Semangat Berbagi di Setia Karya

Saya senang kembali ke tempat itu. Senang bisa berbincang kembali dengan bu Rini. Senang bisa melihat anak-anak di panti asuhan Setia Karya itu terlihat ceria, seolah mereka tak punya beban hidup apapun padahal di mata kita, merekalah segelintir dari anak-anak yang paling menderita di dunia.

Bagaimana tidak menderita kalau mereka nyaris tak mengenal ayah dan ibu kandung mereka? Beberapa di antara mereka bahkan resmi menjadi penghuni panti di saat usia mereka masih dalam hitungan hari! Hubungan gelap yang dilakukan para mahasiswa yang seharusnya menjadi orang tua mereka dijadikan alasan pembenaran untuk meninggalkan mereka di panti itu.

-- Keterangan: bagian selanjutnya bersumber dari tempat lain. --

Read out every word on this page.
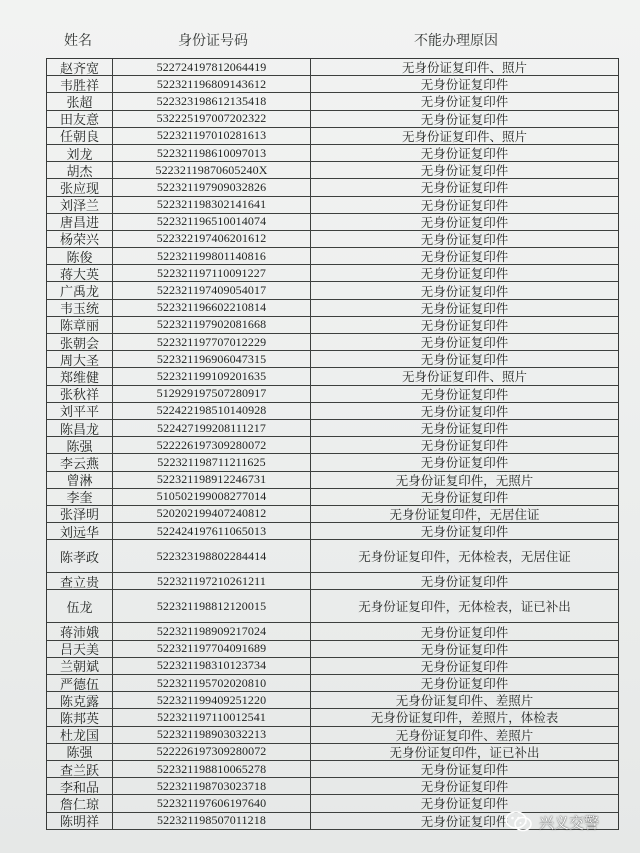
姓名	身份证号码	不能办理原因
赵齐宽	522724197812064419	无身份证复印件、照片
韦胜祥	522321196809143612	无身份证复印件
张超	522323198612135418	无身份证复印件
田友意	532225197007202322	无身份证复印件
任朝良	522321197010281613	无身份证复印件、照片
刘龙	522321198610097013	无身份证复印件
胡杰	52232119870605240X	无身份证复印件
张应现	522321197909032826	无身份证复印件
刘泽兰	522321198302141641	无身份证复印件
唐昌进	522321196510014074	无身份证复印件
杨荣兴	522322197406201612	无身份证复印件
陈俊	522321199801140816	无身份证复印件
蒋大英	522321197110091227	无身份证复印件
广禹龙	522321197409054017	无身份证复印件
韦玉统	522321196602210814	无身份证复印件
陈章丽	522321197902081668	无身份证复印件
张朝会	522321197707012229	无身份证复印件
周大圣	522321196906047315	无身份证复印件
郑维健	522321199109201635	无身份证复印件、照片
张秋祥	512929197507280917	无身份证复印件
刘平平	522422198510140928	无身份证复印件
陈昌龙	522427199208111217	无身份证复印件
陈强	522226197309280072	无身份证复印件
李云燕	522321198711211625	无身份证复印件
曾淋	522321198912246731	无身份证复印件，无照片
李奎	510502199008277014	无身份证复印件
张泽明	520202199407240812	无身份证复印件，无居住证
刘远华	522424197611065013	无身份证复印件
陈孝政	522323198802284414	无身份证复印件，无体检表，无居住证
查立贵	522321197210261211	无身份证复印件
伍龙	522321198812120015	无身份证复印件，无体检表，证已补出
蒋沛娥	522321198909217024	无身份证复印件
吕天美	522321197704091689	无身份证复印件
兰朝斌	522321198310123734	无身份证复印件
严德伍	522321195702020810	无身份证复印件
陈克露	522321199409251220	无身份证复印件、差照片
陈邦英	522321197110012541	无身份证复印件，差照片，体检表
杜龙国	522321198903032213	无身份证复印件、差照片
陈强	522226197309280072	无身份证复印件，证已补出
查兰跃	522321198810065278	无身份证复印件
李和品	522321198703023718	无身份证复印件
詹仁琼	522321197606197640	无身份证复印件
陈明祥	522321198507011218	无身份证复印件	兴义交警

Bu Rini yang menceritakannya kepada saya. Ia adalah salah satu dari 12 anak pendiri panti asuhan Setia Karya. Enam orang dari mereka tinggal di area panti, mengurusi panti yang beranggotakan 65 anak yatim/piatu/ terlantar ini.


Beberapa anak panti sedang bermain "mobil-mobilan"
Kemarin adalah kunjungan saya untuk yang keempat kalinya ke sana. Seorang saudari muslimah di tempat lain menitipkan amanah untuk anak-anak panti kepada saya. Maka meluncurlah saya ke panti yang terletak di jalan Mannurukki itu bersama suami dan dua anak saya: Athifah dan Afyad.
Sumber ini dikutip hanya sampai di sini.